Cleaning Up “Urban Splatter” 

UM prof draws a grim picture of western Montana’s future

As Missoula grows, it becomes more like other regional urban centers across the United States and risks losing the uniqueness that caused the growth in the first place. At the same time, Missoula’s growth and economic success has a direct—and often adverse—effect on smaller communities surrounding it.

That was the message University of Montana Professor John Horwich had for about 50 people interested in growth at a forum in Hamilton last week.

The definition of rapid growth and its accompanying problems are subjects Horwich knows well. He practiced environmental law representing businesses and developers for 15 years and has taught those subjects at UM’s law school for the past 10 years.

The picture he painted is uncompromisingly grim. In Montana, he cites, about 42 percent of the land belongs to the state, tribal and federal governments. Development takes place on the remaining 58 percent. In Ravalli County, the percentage of publicly owned lands rises to 78 percent and development takes place on the remaining 22 percent. From 1990 to 1997 subdivisions in unincorporated areas of the state increased by 184 percent and the number of lots reviewed by the state more than tripled.

However, Horwich is quick to add that the task facing communities to retain their own identity and a healthy economy is daunting, but doable.

“Splatter,” not “sprawl,” is a more realistic name for what happens in rural counties that experience major growth spurts, Horwich says.
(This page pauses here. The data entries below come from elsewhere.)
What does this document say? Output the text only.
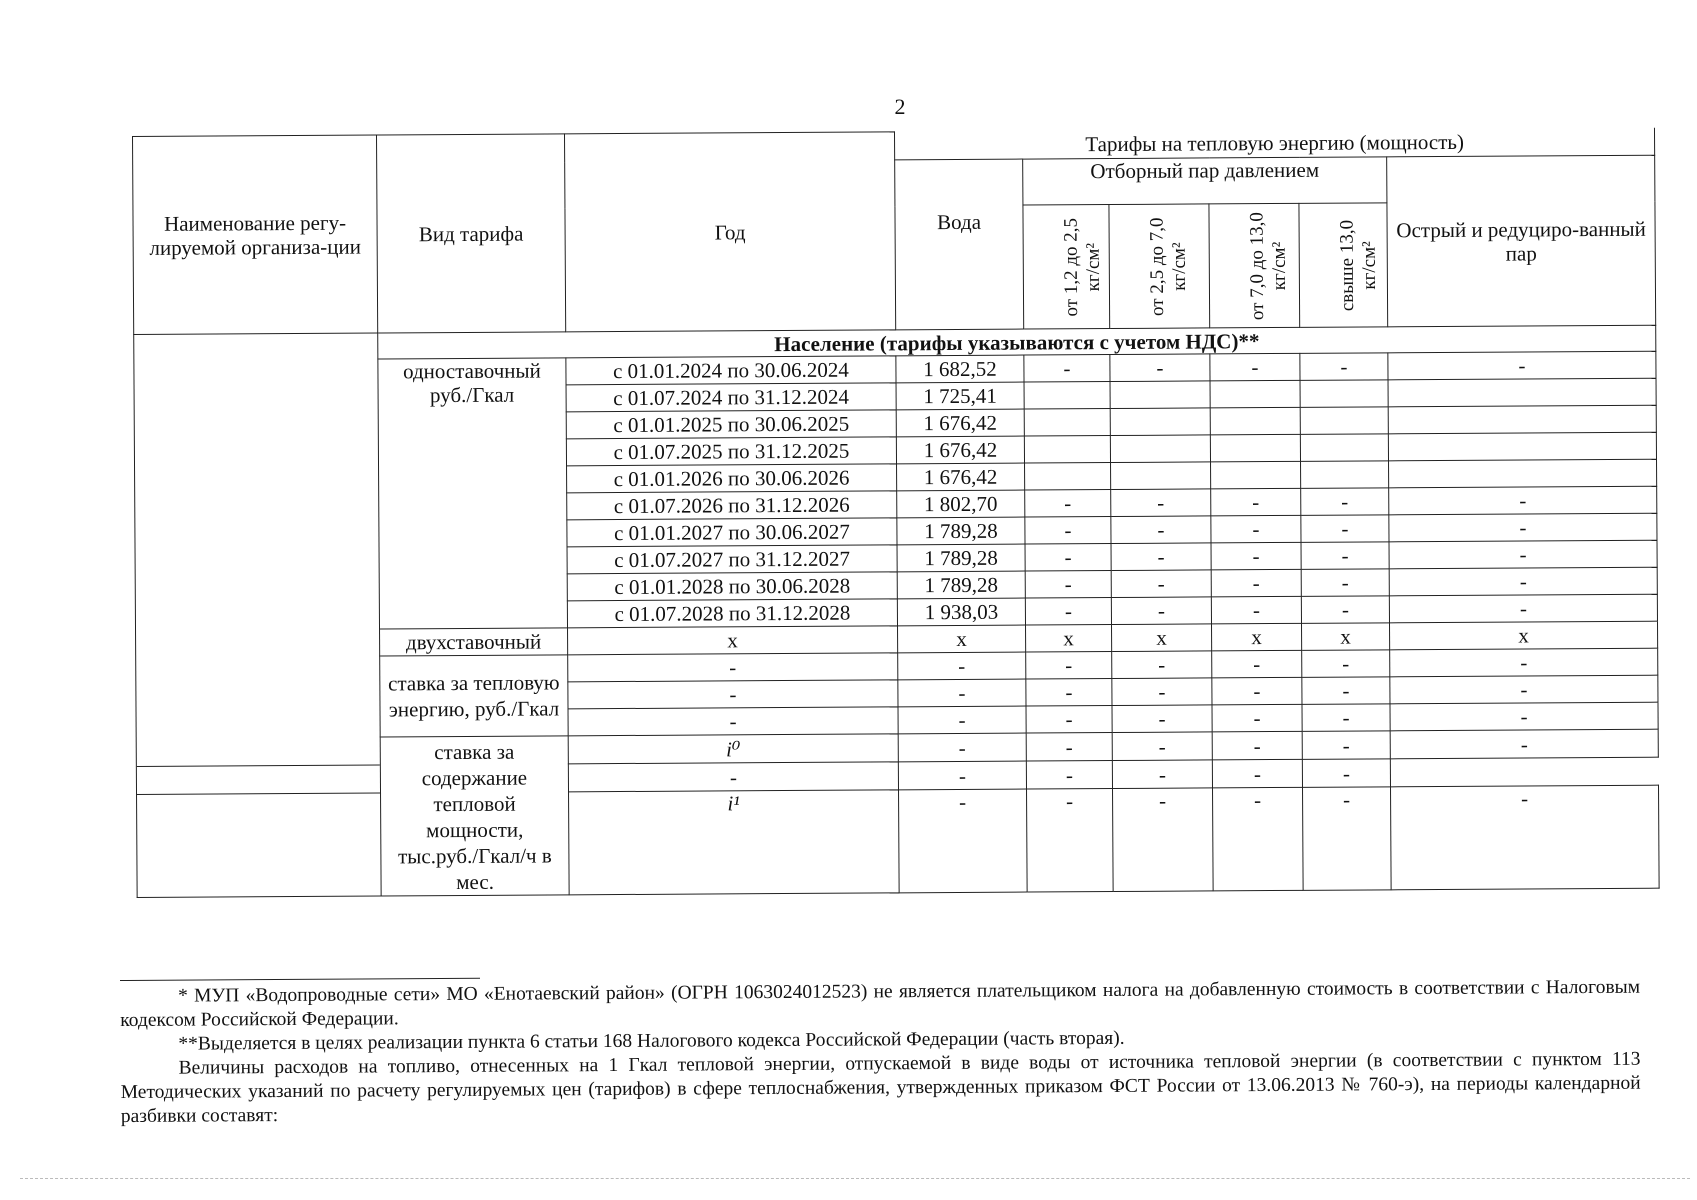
2
Наименование регу-лируемой организа-ции	Вид тарифа	Год	Тарифы на тепловую энергию (мощность)					
			Вода	Отборный пар давлением				Острый и редуциро-ванный пар
				от 1,2 до 2,5 кг/см²	от 2,5 до 7,0 кг/см²	от 7,0 до 13,0 кг/см²	свыше 13,0 кг/см²	
	Население (тарифы указываются с учетом НДС)**							
	одноставочный руб./Гкал	с 01.01.2024 по 30.06.2024	1 682,52	-	-	-	-	-
		с 01.07.2024 по 31.12.2024	1 725,41					
		с 01.01.2025 по 30.06.2025	1 676,42					
		с 01.07.2025 по 31.12.2025	1 676,42					
		с 01.01.2026 по 30.06.2026	1 676,42					
		с 01.07.2026 по 31.12.2026	1 802,70	-	-	-	-	-
		с 01.01.2027 по 30.06.2027	1 789,28	-	-	-	-	-
		с 01.07.2027 по 31.12.2027	1 789,28	-	-	-	-	-
		с 01.01.2028 по 30.06.2028	1 789,28	-	-	-	-	-
		с 01.07.2028 по 31.12.2028	1 938,03	-	-	-	-	-
	двухставочный	x	x	x	x	x	x	x
	ставка за тепловую энергию, руб./Гкал	-	-	-	-	-	-	-
		-	-	-	-	-	-	-
		-	-	-	-	-	-	-
	ставка за содержание тепловой мощности, тыс.руб./Гкал/ч в мес.	i⁰	-	-	-	-	-	-
		-	-	-	-	-	-	
		i¹	-	-	-	-	-	-

* МУП «Водопроводные сети» МО «Енотаевский район» (ОГРН 1063024012523) не является плательщиком налога на добавленную стоимость в соответствии с Налоговым кодексом Российской Федерации.

**Выделяется в целях реализации пункта 6 статьи 168 Налогового кодекса Российской Федерации (часть вторая).

Величины расходов на топливо, отнесенных на 1 Гкал тепловой энергии, отпускаемой в виде воды от источника тепловой энергии (в соответствии с пунктом 113 Методических указаний по расчету регулируемых цен (тарифов) в сфере теплоснабжения, утвержденных приказом ФСТ России от 13.06.2013 № 760-э), на периоды календарной разбивки составят:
Single homes and small subdivisions appear randomly on the rural landscape in an inefficient use of land as people move away from urban centers seeking a piece of the “Western dream.” “Our dreams are in the public lands, but we must live in the private lands,” Horwich says. “The choices we make for those lands influence everyone who lives and visits here.”

Nowhere are these growth patterns more apparent than in rural counties near large—and growing—regional centers. As the centers expand, the surrounding small towns decline. The expansion of the regional centers makes them attractive to large chain stores. Those large stores then arrive, complete with an already established architectural design. Over time, new development in the regional center makes it look like every other town of a similar size anywhere in the country.

“This sprawling haphazard development denigrates the landscape,” Horwich says. “We move here for the incredible wilderness views and the foreground becomes cluttered with strip development.”

Splatter not only consumes huge amounts of valuable agricultural land, it also fosters “auto-dependence” in residents. Energy consumption is high, with long trips to work, school, shopping and recreation opportunities. Commercial fragmentation and sprawl create a synergy that encourages residential sprawl, according to Horwich.

This, in turn, is partly what attracts chain stores and restaurants. They are drawn to an auto-dependent area as surely “as flies to a no-pest strip,” in Horwich’s colorful estimation. The standard single-story building in a sea of paved parking spaces requires large amounts of land and fosters the use of automobiles to access the services provided there.

Just one casualty of all this, Horwich goes on, is a town’s close-knit character. A “sense of community” is a major factor in many decisions to move to an area, he points out, but that sense declines or is destroyed by auto-dependent growth.

“All too often the only interaction between drivers in vehicles is an exchange of rude gestures,” Horwich notes. “Local flavor is what sets a community apart and makes it special. The natural setting, the architecture, buildings that share a common style or tradition—all are attributes of an attractive community.”

But the even greater effects of regional center expansion can be economic, especially the all-too-frequent decline of smaller towns that ring the center. Economic impacts of Missoula’s growth, Horwich notes, are felt in Alberton, Hamilton, Drummond and Seeley Lake.

“The towns’ business centers lose out because they can’t compete with the prices and varieties offered by the large chain stores,” Horwich says. “As stores close in smaller towns, there are less and less reasons for local consumers to stop and shop there. Retailing is becoming a losing proposition in small towns.”

Residential development, such as that being experienced in Ravalli County, does not bring a direct economic benefit to the valley’s small towns. Middle- to upper-class urban refugees are accustomed to shopping in regional centers and continue to do so. Strip development full of chain fast food establishments add an appearance of additional business to smaller towns when in reality they offer part-time, minimum-wage employment and their architectural sameness overwhelms the uniqueness of each little community, Horwich says.

“The impacts are gradual and cumulative and the landscape is changed forever,” he adds.

On a brighter note, Horwich insists that economic prosperity and wise land use are not incompatible. But considerable effort must be expended to create urban areas that are desirable and attractive.

“We in Missoula passed a $5 million bond issue to preserve open space on our hillsides but have not developed a growth plan for our city,” Horwich notes. “We have learned to manage the natural aesthetics that surround us in the non-urban West, but we seem oblivious to the impact of architectural development in the same areas. That has to change. We have to change it.”